Chinchorro Chilean mummies reduced to slime by climate change
10-31-2016

Chinchorro Chilean mummies reduced to slime by climate change

Chinchorro Chilean mummies were reduced to slime by increasing humidity.

Chile needs help in preserving some of the oldest mummies in the world. These ancient preserved corpses have become unstable in the last ten years – no researchers are seeing help in conserving these relics of our past.

The Chinchorro Chilean mummies were preserved and buried by the Chinchorro people over 7,000 years ago in the arid regions of northern Chile. Rising humidity in the region has triggered bacteria living on the preserved skin of the Chinchorro mummies to cause rotting, with some mummies transformed into nothing more than black slime.

The Chinchorro were a prehistoric people living in communities around the desert coast of Chile and Peru. Nearly 300 mummies were found in the area and are thought to date from between 5000 to 1500 BC.

“The dates that we have for the bodies are from 7,000 years ago . . . so they have more relative antiquity in terms of intentional work on the human body than that found in Egypt,” said Dr. Sergio Medina Parra, anthropologist and department head at University of Tarapacá in the northern Chilean city of Arica.

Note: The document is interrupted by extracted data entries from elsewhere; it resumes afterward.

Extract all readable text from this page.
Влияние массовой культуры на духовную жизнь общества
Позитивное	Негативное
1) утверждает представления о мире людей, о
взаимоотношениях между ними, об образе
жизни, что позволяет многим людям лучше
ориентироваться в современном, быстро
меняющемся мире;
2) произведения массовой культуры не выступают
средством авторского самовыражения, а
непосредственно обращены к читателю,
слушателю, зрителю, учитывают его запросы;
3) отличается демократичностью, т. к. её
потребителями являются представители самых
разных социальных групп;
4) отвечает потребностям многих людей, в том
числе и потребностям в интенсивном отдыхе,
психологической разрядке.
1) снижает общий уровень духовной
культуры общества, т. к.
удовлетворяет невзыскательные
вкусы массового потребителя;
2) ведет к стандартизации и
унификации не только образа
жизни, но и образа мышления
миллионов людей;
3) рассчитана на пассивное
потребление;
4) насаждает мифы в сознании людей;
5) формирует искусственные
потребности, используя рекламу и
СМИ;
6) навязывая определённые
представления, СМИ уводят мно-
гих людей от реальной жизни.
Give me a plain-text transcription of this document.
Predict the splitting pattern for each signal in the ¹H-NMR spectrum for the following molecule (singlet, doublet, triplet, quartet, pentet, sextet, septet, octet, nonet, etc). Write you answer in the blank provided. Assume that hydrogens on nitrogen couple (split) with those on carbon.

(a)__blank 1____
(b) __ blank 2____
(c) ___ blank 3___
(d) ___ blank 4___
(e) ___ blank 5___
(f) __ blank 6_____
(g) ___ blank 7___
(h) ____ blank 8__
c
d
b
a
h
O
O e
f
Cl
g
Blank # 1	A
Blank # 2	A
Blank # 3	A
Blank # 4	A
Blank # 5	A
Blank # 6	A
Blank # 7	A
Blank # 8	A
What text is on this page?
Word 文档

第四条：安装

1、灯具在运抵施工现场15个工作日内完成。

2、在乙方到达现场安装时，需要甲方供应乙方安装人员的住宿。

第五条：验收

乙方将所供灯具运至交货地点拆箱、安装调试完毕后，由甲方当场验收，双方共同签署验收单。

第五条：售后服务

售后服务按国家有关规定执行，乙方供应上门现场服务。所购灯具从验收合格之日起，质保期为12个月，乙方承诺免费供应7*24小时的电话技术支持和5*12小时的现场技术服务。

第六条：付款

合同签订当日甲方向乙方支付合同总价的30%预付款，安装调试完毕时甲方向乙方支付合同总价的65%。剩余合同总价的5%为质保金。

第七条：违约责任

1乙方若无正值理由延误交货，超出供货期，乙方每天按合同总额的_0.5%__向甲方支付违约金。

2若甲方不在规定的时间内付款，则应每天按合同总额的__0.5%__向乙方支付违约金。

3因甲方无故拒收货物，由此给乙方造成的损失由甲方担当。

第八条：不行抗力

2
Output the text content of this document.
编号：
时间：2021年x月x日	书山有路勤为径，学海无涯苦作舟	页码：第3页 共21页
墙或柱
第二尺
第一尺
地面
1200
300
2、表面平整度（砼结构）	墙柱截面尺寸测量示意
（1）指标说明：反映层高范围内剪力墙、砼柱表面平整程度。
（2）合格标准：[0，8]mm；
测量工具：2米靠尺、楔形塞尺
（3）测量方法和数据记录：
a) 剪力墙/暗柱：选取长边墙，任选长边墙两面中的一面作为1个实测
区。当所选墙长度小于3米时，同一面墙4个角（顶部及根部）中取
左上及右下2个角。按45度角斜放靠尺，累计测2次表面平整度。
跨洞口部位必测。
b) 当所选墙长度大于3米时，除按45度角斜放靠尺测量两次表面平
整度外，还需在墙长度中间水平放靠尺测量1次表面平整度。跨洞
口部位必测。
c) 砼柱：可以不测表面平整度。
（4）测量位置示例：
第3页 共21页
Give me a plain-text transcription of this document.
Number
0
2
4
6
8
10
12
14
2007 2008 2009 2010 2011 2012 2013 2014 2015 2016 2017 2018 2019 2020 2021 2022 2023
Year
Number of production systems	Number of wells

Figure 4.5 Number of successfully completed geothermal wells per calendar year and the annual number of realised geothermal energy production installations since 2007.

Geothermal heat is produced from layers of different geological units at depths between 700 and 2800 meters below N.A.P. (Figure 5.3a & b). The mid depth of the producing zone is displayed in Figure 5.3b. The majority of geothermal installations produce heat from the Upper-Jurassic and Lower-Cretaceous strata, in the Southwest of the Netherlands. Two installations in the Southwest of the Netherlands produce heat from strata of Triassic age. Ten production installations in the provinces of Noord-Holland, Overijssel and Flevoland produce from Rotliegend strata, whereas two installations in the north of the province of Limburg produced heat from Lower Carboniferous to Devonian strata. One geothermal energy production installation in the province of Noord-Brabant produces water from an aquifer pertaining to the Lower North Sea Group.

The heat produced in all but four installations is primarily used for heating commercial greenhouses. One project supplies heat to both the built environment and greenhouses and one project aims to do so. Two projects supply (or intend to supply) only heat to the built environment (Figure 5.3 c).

Dr. Medina is attempting to get this area to be recognized by UNESCO as a world heritage site. He said, “The application is not a goal in itself, but the start of a process, of improved conservation tools, with the Chilean state and the international community.”

Unless the Chinchorro Chilean mummies are kept in specific heat and humidity conditions, they will deteriorate. When humidity is present in the air, the preserved skin falls foul to bacteria which feeds on the skin. The 120 Chinchorro mummies at the University of Tarapacá’s museum are at risk due to rising humidity perhaps caused by climate change.

282 mummies have been excavated from the region, but scientists predict there are hundreds more beneath, estimating they are almost 4000 years older than their Egyptian counterparts.

Researchers believe that the mummification process became popular around 5,000 BC. Arica and the surrounding desert is one of the driest places in the world, with these preserved corpses often being found as sand shifts. The local climate has aided the mummies’ preservation over all these years, but as humidity rises, the future preservation of these important archaeological finds is in great danger.

Staff at the museum first noticed greasy patches on the mummies around 10 years ago and report the mummies have degraded at an accelerated rate.

Researchers at the Harvard School of Engineering and Applied Sciences jumped in to help answer what was causing this degradation. By running a series of tests, they found bacteria normally on the human skin become “supercharged” when placed on mummy skin in high humidity. Their findings revealed that the optimum humidity level to avoid further degradation was between 40 and 60 percent.

Not all the mummies were deliberately preserved; some were preserved in the desert naturally due to the extremely dry conditions.

The mummification techniques used by the Chinchorro were very sophisticated for their time.

  • They would often take the most care when preserving the remains of dead children and babies.
  • They would extract the brains and organs first.
  • They then reconstructed the body with fibres.
  • They filled the empty skull with straw or ash.
  • Reeds were used to sew the bodies back together.
  • A stick was used to keep the spine straight.
  • The skin was the patched back together.
  • Finally, they would be covered with a paste made from manganese, red ochre or mud.